Insomma, con l'affermarsi della globalizzazione sarà inevitabile - e questo lo penso io - dotarsi, in questo nostro piccolo pianeta Terra, di istituzioni politiche che siano in grado di governarne la complessità, garantendo le identità locali ma, allo stesso tempo, controllando le modalità di sviluppo dei processi economico-finanziari.
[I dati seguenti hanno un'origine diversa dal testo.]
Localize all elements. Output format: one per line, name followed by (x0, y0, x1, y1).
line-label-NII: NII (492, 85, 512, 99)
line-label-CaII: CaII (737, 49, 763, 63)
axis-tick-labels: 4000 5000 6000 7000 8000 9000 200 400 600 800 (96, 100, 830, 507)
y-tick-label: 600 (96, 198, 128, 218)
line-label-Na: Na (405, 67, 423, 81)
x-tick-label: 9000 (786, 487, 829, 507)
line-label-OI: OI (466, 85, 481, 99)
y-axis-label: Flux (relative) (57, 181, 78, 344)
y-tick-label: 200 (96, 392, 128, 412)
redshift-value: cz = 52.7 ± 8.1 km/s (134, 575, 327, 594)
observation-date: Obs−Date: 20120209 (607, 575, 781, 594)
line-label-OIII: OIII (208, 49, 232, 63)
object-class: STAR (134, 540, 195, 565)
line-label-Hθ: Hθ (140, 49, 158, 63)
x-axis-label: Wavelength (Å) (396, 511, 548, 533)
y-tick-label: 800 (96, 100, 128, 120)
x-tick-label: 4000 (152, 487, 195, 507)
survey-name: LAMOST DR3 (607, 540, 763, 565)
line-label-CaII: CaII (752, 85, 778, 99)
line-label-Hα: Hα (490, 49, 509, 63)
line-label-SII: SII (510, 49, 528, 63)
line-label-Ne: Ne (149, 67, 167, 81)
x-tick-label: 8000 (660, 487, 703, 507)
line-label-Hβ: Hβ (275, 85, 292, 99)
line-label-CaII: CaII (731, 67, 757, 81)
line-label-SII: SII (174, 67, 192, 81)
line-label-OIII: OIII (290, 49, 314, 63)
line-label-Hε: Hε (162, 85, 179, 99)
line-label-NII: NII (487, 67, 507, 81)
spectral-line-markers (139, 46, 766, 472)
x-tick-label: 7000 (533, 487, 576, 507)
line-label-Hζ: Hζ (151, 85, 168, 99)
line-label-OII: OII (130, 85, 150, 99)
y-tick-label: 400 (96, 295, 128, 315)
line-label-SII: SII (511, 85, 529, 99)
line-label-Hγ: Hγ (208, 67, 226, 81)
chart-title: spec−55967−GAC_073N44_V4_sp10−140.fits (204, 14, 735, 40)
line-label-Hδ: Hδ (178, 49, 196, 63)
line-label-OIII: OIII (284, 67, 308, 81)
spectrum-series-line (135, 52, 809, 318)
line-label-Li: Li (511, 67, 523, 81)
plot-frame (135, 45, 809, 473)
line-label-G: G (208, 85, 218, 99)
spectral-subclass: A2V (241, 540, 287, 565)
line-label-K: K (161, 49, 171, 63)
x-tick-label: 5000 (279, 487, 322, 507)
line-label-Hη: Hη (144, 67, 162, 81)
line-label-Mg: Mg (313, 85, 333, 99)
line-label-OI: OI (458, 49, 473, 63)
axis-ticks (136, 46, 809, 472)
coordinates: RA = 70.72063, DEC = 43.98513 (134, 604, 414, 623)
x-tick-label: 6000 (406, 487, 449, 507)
E ora parliamo un pochino di noi. Dentro questa protesta collettiva non ci siamo; troppe, al suo interno, le anime a noi ostili. Intravedo però lo spazio - ovviamente per coloro che a destra non vedono solo il binomio statico, astratto e miope di "legge e ordine" - per una lotta diversa, consapevole e costruttiva, contro un certo modo di affermarsi della globalizzazione: basta soltanto rispolverare una coscienza critica, innanzitutto attraverso un percorso personale che ridefinisca, col tempo, una nuova coscienza comunitaria aperta e immune da tortuosi schematismi ideologici del passato. Bisogna però crederci e superare le tentazioni, sempre presenti nel nostro ambiente, di pensare di immunizzarci dai mali di questo mondo attraverso un salvifico percorso, diciamo di tipo ideale e/o mistico, esclusivamente personale. A volte sembra, infatti, che molti di noi abbiano un unico obiettivo, considerato "nobile ed elitario": essere d'accordo politicamente e idealmente addirittura con sé stessi (e sopportate, per un attimo, questa mia punta di sarcasmo). Ma ciò forse non basta se in testa, malgrado tutto, ci frulla ancora l'idea di cambiare anche radicalmente la società in cui viviamo.